Autobahnen als Anachronismus?

Die Lobau ist ein Teil des Nationalparks Donau-Auen und seit 1978 Naturschutzgebiet. Hier finden vom Aussterben bedrohte Tier- und Pflanzenarten Platz, das Wasser ist, wie in allen Aulandschaften, prägendes Element. In solch ein sensibles Ökosystem könne man natürlich nicht einfach folgenlos zwei Röhren legen, meinen Wissenschaftler*innen, der Wasserhaushalt sei massiv bedroht. Auch politisch sind die Aulandschaften sensibles Gebiet, ist doch die Umweltbewegung in Österreich durch die erfolgreiche Besetzung der Hainburger Au entstanden.

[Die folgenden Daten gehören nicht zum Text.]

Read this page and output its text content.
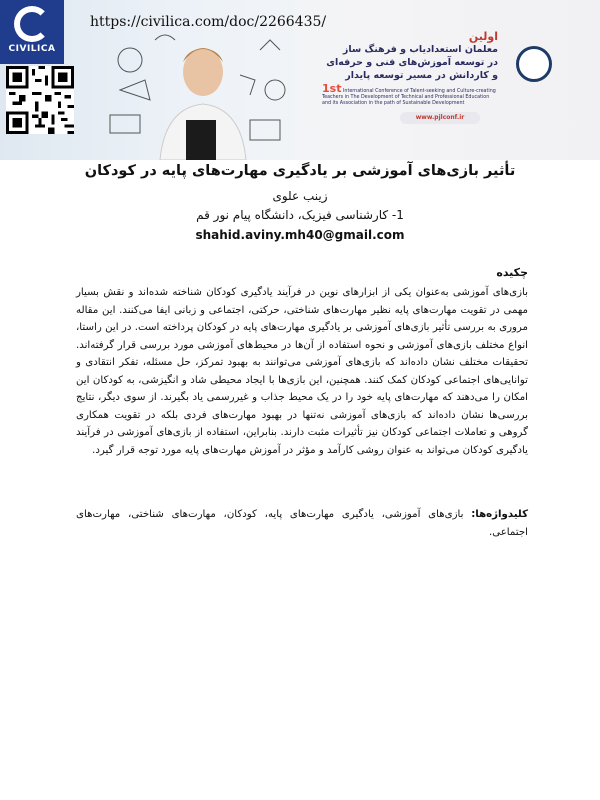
CIVILICA
https://civilica.com/doc/2266435/
اولین
معلمان استعدادیاب و فرهنگ ساز
در توسعه آموزش‌های فنی و حرفه‌ای
و کاردانش در مسیر توسعه پایدار
1st International Conference of Talent-seeking and Culture-creating Teachers in The Development of Technical and Professional Education and its Association in the path of Sustainable Development
www.pjlconf.ir
تأثیر بازی‌های آموزشی بر یادگیری مهارت‌های پایه در کودکان
زینب علوی
1- کارشناسی فیزیک، دانشگاه پیام نور قم
shahid.aviny.mh40@gmail.com
چکیده
بازی‌های آموزشی به‌عنوان یکی از ابزارهای نوین در فرآیند یادگیری کودکان شناخته شده‌اند و نقش بسیار مهمی در تقویت مهارت‌های پایه نظیر مهارت‌های شناختی، حرکتی، اجتماعی و زبانی ایفا می‌کنند. این مقاله مروری به بررسی تأثیر بازی‌های آموزشی بر یادگیری مهارت‌های پایه در کودکان پرداخته است. در این راستا، انواع مختلف بازی‌های آموزشی و نحوه استفاده از آن‌ها در محیط‌های آموزشی مورد بررسی قرار گرفته‌اند. تحقیقات مختلف نشان داده‌اند که بازی‌های آموزشی می‌توانند به بهبود تمرکز، حل مسئله، تفکر انتقادی و توانایی‌های اجتماعی کودکان کمک کنند. همچنین، این بازی‌ها با ایجاد محیطی شاد و انگیزشی، به کودکان این امکان را می‌دهند که مهارت‌های پایه خود را در یک محیط جذاب و غیررسمی یاد بگیرند. از سوی دیگر، نتایج بررسی‌ها نشان داده‌اند که بازی‌های آموزشی نه‌تنها در بهبود مهارت‌های فردی بلکه در تقویت همکاری گروهی و تعاملات اجتماعی کودکان نیز تأثیرات مثبت دارند. بنابراین، استفاده از بازی‌های آموزشی در فرآیند یادگیری کودکان می‌تواند به عنوان روشی کارآمد و مؤثر در آموزش مهارت‌های پایه مورد توجه قرار گیرد.
کلیدواژه‌ها: بازی‌های آموزشی، یادگیری مهارت‌های پایه، کودکان، مهارت‌های شناختی، مهارت‌های اجتماعی.
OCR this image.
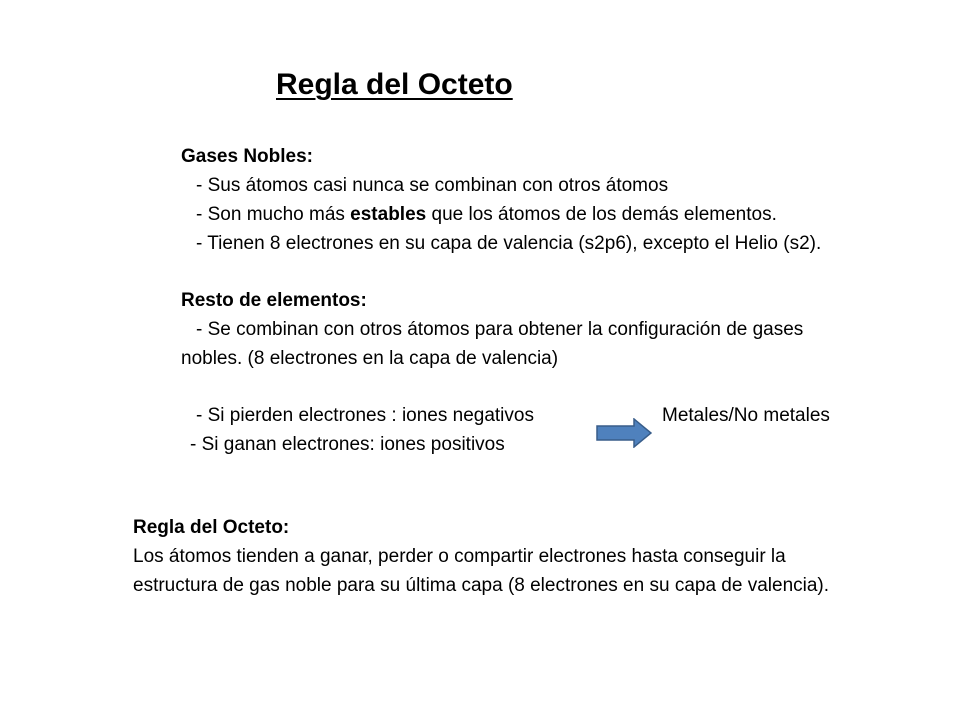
Regla del Octeto
Gases Nobles:
- Sus átomos casi nunca se combinan con otros átomos
- Son mucho más estables que los átomos de los demás elementos.
- Tienen 8 electrones en su capa de valencia (s2p6), excepto el Helio (s2).
Resto de elementos:
- Se combinan con otros átomos para obtener la configuración de gases
nobles. (8 electrones en la capa de valencia)
- Si pierden electrones : iones negativos
- Si ganan electrones: iones positivos
Metales/No metales
Regla del Octeto:
Los átomos tienden a ganar, perder o compartir electrones hasta conseguir la
estructura de gas noble para su última capa (8 electrones en su capa de valencia).
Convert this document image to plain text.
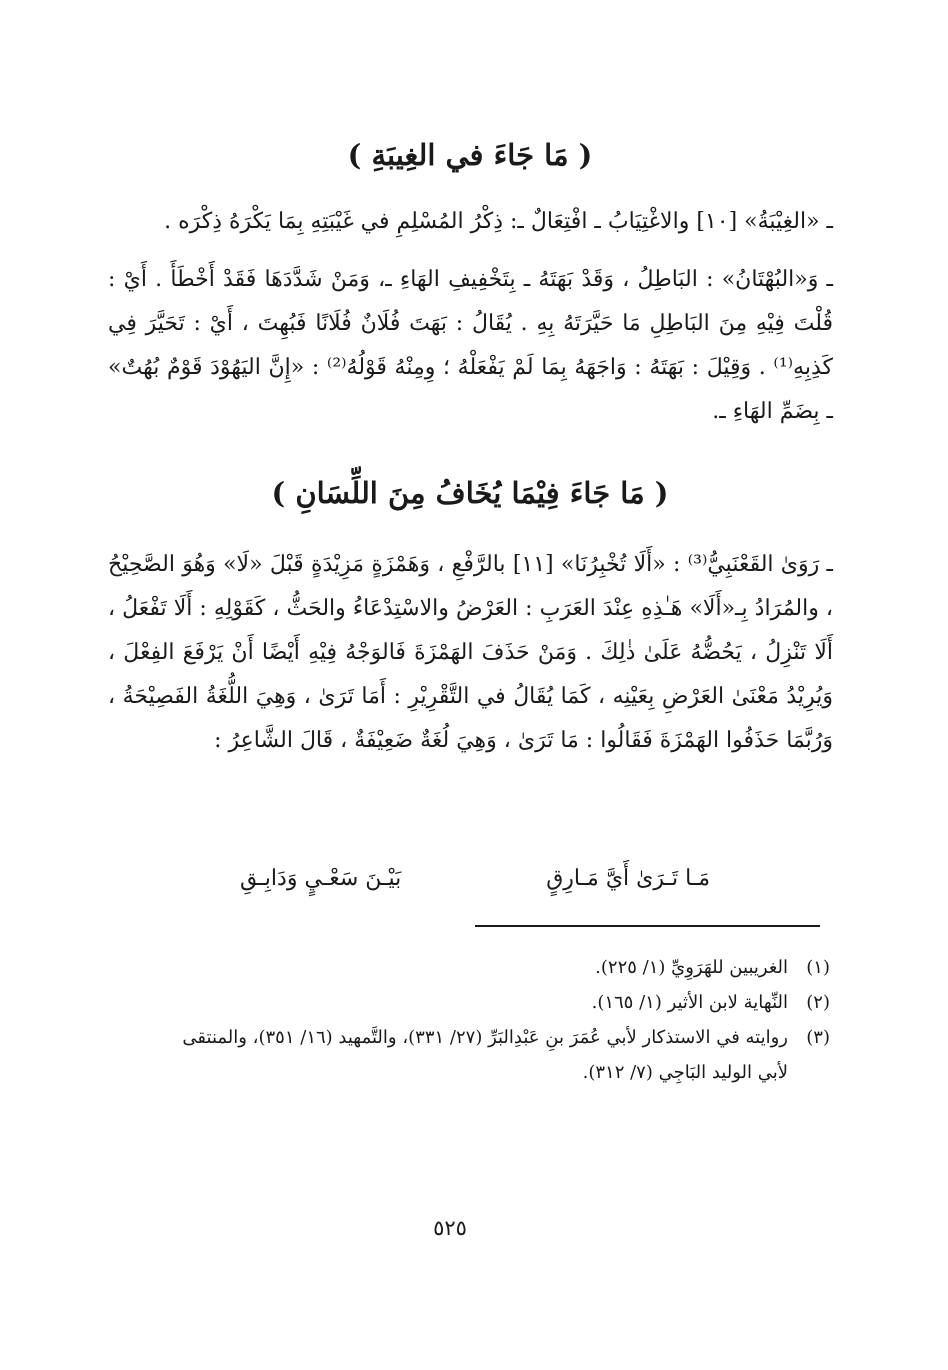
( مَا جَاءَ في الغِيبَةِ )
ـ «الغِيْبَةُ» [١٠] والاغْتِيَابُ ـ افْتِعَالٌ ـ: ذِكْرُ المُسْلِمِ في غَيْبَتِهِ بِمَا يَكْرَهُ ذِكْرَه .
ـ وَ«البُهْتَانُ» : البَاطِلُ ، وَقَدْ بَهَتَهُ ـ بِتَخْفِيفِ الهَاءِ ـ، وَمَنْ شَدَّدَهَا فَقَدْ أَخْطَأَ . أَيْ : قُلْتَ فِيْهِ مِنَ البَاطِلِ مَا حَيَّرَتَهُ بِهِ . يُقَالُ : بَهَتَ فُلَانٌ فُلَانًا فَبُهِتَ ، أَيْ : تَحَيَّرَ فِي كَذِبِهِ⁽¹⁾ . وَقِيْلَ : بَهَتَهُ : وَاجَهَهُ بِمَا لَمْ يَفْعَلْهُ ؛ وِمِنْهُ قَوْلُهُ⁽²⁾ : «إِنَّ اليَهُوْدَ قَوْمٌ بُهُتٌ» ـ بِضَمِّ الهَاءِ ـ.
( مَا جَاءَ فِيْمَا يُخَافُ مِنَ اللِّسَانِ )
ـ رَوَىٰ القَعْنَبِيُّ⁽³⁾ : «أَلَا تُخْبِرُنَا» [١١] بالرَّفْعِ ، وَهَمْزَةٍ مَزِيْدَةٍ قَبْلَ «لَا» وَهُوَ الصَّحِيْحُ ، والمُرَادُ بِـ«أَلَا» هَـٰذِهِ عِنْدَ العَرَبِ : العَرْضُ والاسْتِدْعَاءُ والحَثُّ ، كَقَوْلِهِ : أَلَا تَفْعَلُ ، أَلَا تَنْزِلُ ، يَحُضُّهُ عَلَىٰ ذٰلِكَ . وَمَنْ حَذَفَ الهَمْزَةَ فَالوَجْهُ فِيْهِ أَيْضًا أَنْ يَرْفَعَ الفِعْلَ ، وَيُرِيْدُ مَعْنَىٰ العَرْضِ بِعَيْنِه ، كَمَا يُقَالُ في التَّقْرِيْرِ : أَمَا تَرَىٰ ، وَهِيَ اللُّغَةُ الفَصِيْحَةُ ، وَرُبَّمَا حَذَفُوا الهَمْزَةَ فَقَالُوا : مَا تَرَىٰ ، وَهِيَ لُغَةٌ ضَعِيْفَةٌ ، قَالَ الشَّاعِرُ :
مَـا تَـرَىٰ أَيَّ مَـارِقٍ
بَيْـنَ سَعْـيٍ وَدَابِـقِ
(١)
الغريبين للهَرَوِيِّ (١/ ٢٢٥).
(٢)
النِّهاية لابن الأثير (١/ ١٦٥).
(٣)
روايته في الاستذكار لأبي عُمَرَ بنِ عَبْدِالبَرِّ (٢٧/ ٣٣١)، والتَّمهيد (١٦/ ٣٥١)، والمنتقى
لأبي الوليد البَاجِي (٧/ ٣١٢).
٥٢٥
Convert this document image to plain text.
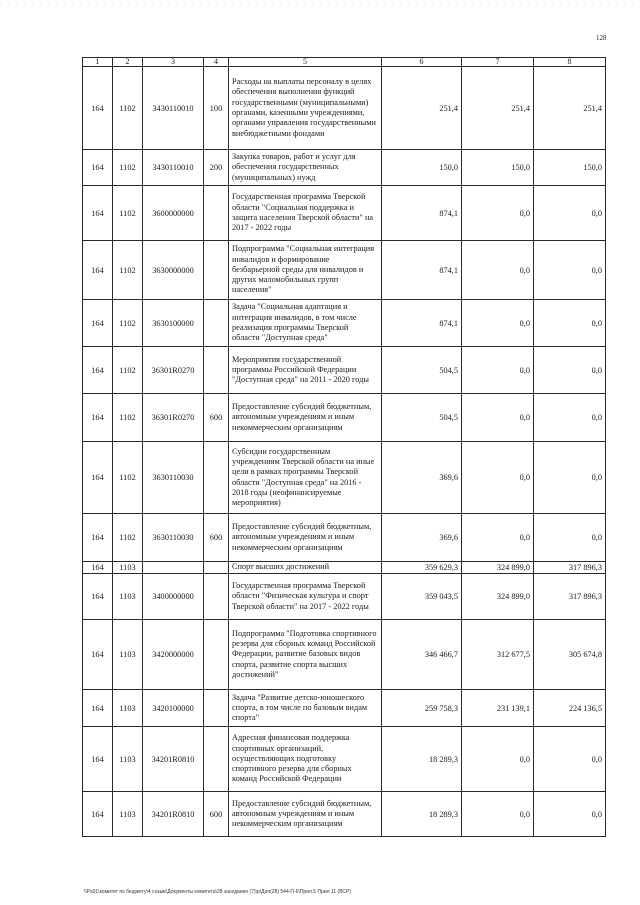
128
1	2	3	4	5	6	7	8
164	1102	3430110010	100	Расходы на выплаты персоналу в целях обеспечения выполнения функций государственными (муниципальными) органами, казенными учреждениями, органами управления государственными внебюджетными фондами	251,4	251,4	251,4
164	1102	3430110010	200	Закупка товаров, работ и услуг для обеспечения государственных (муниципальных) нужд	150,0	150,0	150,0
164	1102	3600000000		Государственная программа Тверской области "Социальная поддержка и защита населения Тверской области" на 2017 - 2022 годы	874,1	0,0	0,0
164	1102	3630000000		Подпрограмма "Социальная интеграция инвалидов и формирование безбарьерной среды для инвалидов и других маломобильных групп населения"	874,1	0,0	0,0
164	1102	3630100000		Задача "Социальная адаптация и интеграция инвалидов, в том числе реализация программы Тверской области "Доступная среда"	874,1	0,0	0,0
164	1102	36301R0270		Мероприятия государственной программы Российской Федерации "Доступная среда" на 2011 - 2020 годы	504,5	0,0	0,0
164	1102	36301R0270	600	Предоставление субсидий бюджетным, автономным учреждениям и иным некоммерческим организациям	504,5	0,0	0,0
164	1102	3630110030		Субсидии государственным учреждениям Тверской области на иные цели в рамках программы Тверской области "Доступная среда" на 2016 - 2018 годы (неофинансируемые мероприятия)	369,6	0,0	0,0
164	1102	3630110030	600	Предоставление субсидий бюджетным, автономным учреждениям и иным некоммерческим организациям	369,6	0,0	0,0
164	1103			Спорт высших достижений	359 629,3	324 899,0	317 896,3
164	1103	3400000000		Государственная программа Тверской области "Физическая культура и спорт Тверской области" на 2017 - 2022 годы	359 043,5	324 899,0	317 896,3
164	1103	3420000000		Подпрограмма "Подготовка спортивного резерва для сборных команд Российской Федерации, развитие базовых видов спорта, развитие спорта высших достижений"	346 466,7	312 677,5	305 674,8
164	1103	3420100000		Задача "Развитие детско-юношеского спорта, в том числе по базовым видам спорта"	259 758,3	231 139,1	224 136,5
164	1103	34201R0810		Адресная финансовая поддержка спортивных организаций, осуществляющих подготовку спортивного резерва для сборных команд Российской Федерации	18 289,3	0,0	0,0
164	1103	34201R0810	600	Предоставление субсидий бюджетным, автономным учреждениям и иным некоммерческим организациям	18 289,3	0,0	0,0
\\Ps01\комитет по бюджету\4 созыв\Документы комитета\28 заседание (7)\р\Доп(28) 544-П-6\Прил.5 Прил 11 (ВСР)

Noch Anfang der 2000er-Jahre hat der damalige Wiener Bürgermeister Häupl versichert, es werde keine Autobahn durch die Lobau geben. Kurz darauf reichte die Asfinag das Projekt ein, sie konnte sich der Unterstützung der Stadt Wien sicher sein. Projektiert waren damals Baukosten von 1,9 Milliarden €, die werden auch heute noch als Kosten aufgeführt. Gegner*innen des Projekts rechnen mit mindestens 4,5 Milliarden € Steuergeld, das in diesen Bau einer Autobahn investiert werden soll, während anderswo auf der Welt Autobahnen bereits wieder abgebaut werden.

In einem Land, dessen größte Umwelt- und Klimaprobleme die Zunahme des Auto- und LKW-Verkehrs, Zersiedelung und Flächenverbrauch sind, wirkt der Bau der Lobau-Autobahn tatsächlich wie ein Anachronismus, die persönlichen Angriffe von Vertretern der Boomer-Generation gegen „selbsternannte Umweltschützer“ oder die „wild gewordene Grün-Aktivistin im Verkehrsressort“ verstärken dieses Bild. „Ein Projekt aus der Alt-Betonzeit“, nennt es Wolfgang Rehm.